Tomer ShiranCofondateur et Chief Product Officer, Dremio
« Traiter les données comme du code » permettrait d’effectuer de la gestion de versions de données, de tracer les opérations antérieures, de restaurer des données ou des schémas. Pour cela, Dremio s’appuie sur le projet Nessie, dont il est le principal contributeur. Nessie permet de versionner et de gérer les attributs de tables au format Apache Iceberg ou Delta Lake. Nessie propulse Dremio Arctic, un métastore disponible en préversion qui doit automatiser une partie des tâches de gestion de données comme le partitionnement, l’indexation ou la compression des données.
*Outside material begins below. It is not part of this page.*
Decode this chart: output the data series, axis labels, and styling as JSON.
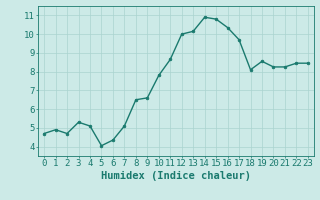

Le Data as Code permettrait d’isoler des tables afin d’effectuer des transformations ou des optimisations avant de les proposer en validation et de les fusionner avec une « branche principale ». Les contrôles de versions faciliteraient la consultation de tableaux de bord ou la revue d’un modèle de machine learning bâti avec des données historiques. Enfin et surtout, cette approche permettrait une meilleure gouvernance des produits de données, notamment concernant l’administration des accès.
« Parfois, chez Dremio, un de nos clients a un problème, très rare et sporadique, que nous ne pouvons pas reproduire. Que faisons-nous ? Nous cherchons à savoir qui a modifié cette partie du code au cours du mois dernier et qui pourrait en être à l’origine », illustre Tomer Shiran. « Nessie et Arctic doivent faire la même chose pour les données. Si quelque chose semble bizarre, le montant moyen des ventes ne correspond pas à vos évaluations, vous vous demandez : qui a modifié cette table ? Quelles sont les commandes SQL ou les jobs spark qui ont été exécutés sur cette table ? »
En novembre dernier, Dremio avait déjà présenté la possibilité d’effectuer des requêtes Time Travel, à savoir le fait de manipuler des snapshots Iceberg créés à un instant T. En réalité, ce retour en arrière et le versionning de tables sont des capacités d’Apache Iceberg et Delta Lake, tout comme le partitionnement caché ou le retour à une version antérieure. En clair, Nessie est la technologie qui exploite les métadonnées issues de ces formats de tables, tandis qu’Arctic est une surcouche pour que les équipes data puissent manipuler ces fonctionnalités.
La disponibilité de Dremio Arctic est prévue cette année. La startup précisera sa feuille de route lors de son événement SubSurface au début du mois de mars.